Wolfsong (Green Creek 1) - Page 295

AT SOME point during the third month, we became cohesive.

There were still times where we clashed. You couldn’t have twelve people together like that and always get along.

But the clashes were few and far between, and were always shut down before they could escalate into something more.

Most stayed at either the Bennett house or the old house more often than they didn’t. Joe and I didn’t think to move from my old bedroom, even though the bed was too cramped. We fell asleep together, we woke together. We would rise in the mornings, him to take the wolves out into the woods, me to lead the boys to the garage, Jessie to work, a line of cars rolling through Green Creek in the early hours.

No matter what, though, every morning Joe would touch the wolf he’d given me, that little stone wolf that sat on my desk. He’d run his fingers over it, over the head and down the back to the tail. There would be a look of such reverence on his face, like he couldn’t believe I’d kept it, that I still wanted to keep it.

Without fail, we’d be late, because I’d have him pressed up against a wall, groaning as I sucked on his tongue.

He’d push for more. For me to fuck him. For him to fuck me.

But I couldn’t. Not yet.

I’d seen what had happened to Elizabeth when Thomas had died.

I’d seen how far she’d gone into her wolf.

If something happened to me now, well. I knew they would be upset. They’d feel it down to their bones. Joe might not recover. Or he would, and be stronger for it.

But if we were mated and something happened to me?

I didn’t think Joe could come back from that.

Because being mated meant being more than we were now.

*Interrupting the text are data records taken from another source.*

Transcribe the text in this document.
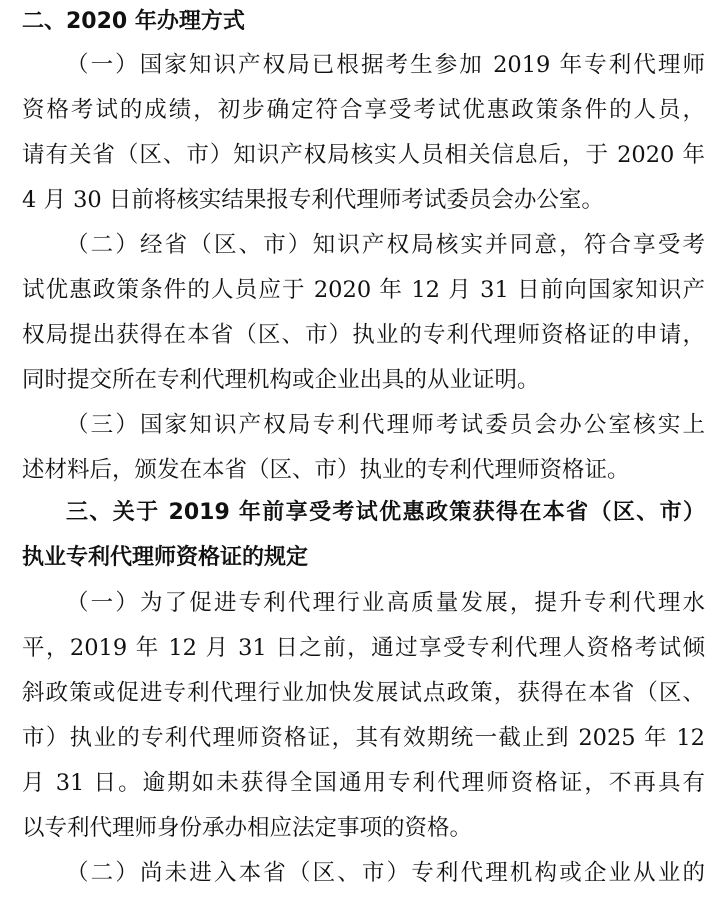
二、2020 年办理方式
（一）国家知识产权局已根据考生参加 2019 年专利代理师
资格考试的成绩，初步确定符合享受考试优惠政策条件的人员，
请有关省（区、市）知识产权局核实人员相关信息后，于 2020 年
4 月 30 日前将核实结果报专利代理师考试委员会办公室。
（二）经省（区、市）知识产权局核实并同意，符合享受考
试优惠政策条件的人员应于 2020 年 12 月 31 日前向国家知识产
权局提出获得在本省（区、市）执业的专利代理师资格证的申请，
同时提交所在专利代理机构或企业出具的从业证明。
（三）国家知识产权局专利代理师考试委员会办公室核实上
述材料后，颁发在本省（区、市）执业的专利代理师资格证。
三、关于 2019 年前享受考试优惠政策获得在本省（区、市）
执业专利代理师资格证的规定
（一）为了促进专利代理行业高质量发展，提升专利代理水
平，2019 年 12 月 31 日之前，通过享受专利代理人资格考试倾
斜政策或促进专利代理行业加快发展试点政策，获得在本省（区、
市）执业的专利代理师资格证，其有效期统一截止到 2025 年 12
月 31 日。逾期如未获得全国通用专利代理师资格证，不再具有
以专利代理师身份承办相应法定事项的资格。
（二）尚未进入本省（区、市）专利代理机构或企业从业的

He wanted it. I knew that. I wanted it more than anything else.

But I couldn’t do that to him. Just in case. I couldn’t take that chance.

Most likely we’d always have something over our heads. But I couldn’t think of anything worse than Richard Collins.

I told myself again and again that once he was gone, I would take everything Joe would give me.

Because Richard would be gone. He wouldn’t take this from me. From us. We were stronger than we’d ever been before. We were together. We were a pack like we’d never been before, all of us. We worked together. We lived together. We ate together. We were a family, and I’d already lost too many people to ever allow anyone else to be taken from me again. If it meant giving up my own life to make sure they were safe, then fine. So be it. As long as they were safe, I would have done my job as Alpha.

I didn’t want to die. But I wanted them to live more. And there was guilt with that.

Because I was there at night when the nightmares came. Joe Bennett was twenty-one years old, but he still dreamed of the things that had been done to him. Whenever he would start thrashing and whimpering, caught in the claws of whatever was in his head, I would wrap myself around him, holding him tightly, whispering in his ear that he was safe, that he was home, that I would never let anything happen to him. Not while I still breathed.

He would always sleep deeper after that. Safe, while I watched over him.

This was my family.

These people were my pack.

I would have done anything for them.

Which is why when Richard Collins came again, he came for me.

beast

THE BEAST said, “Hello, Ox.”

My grip tightened on the phone.

I tried to keep my heart from racing.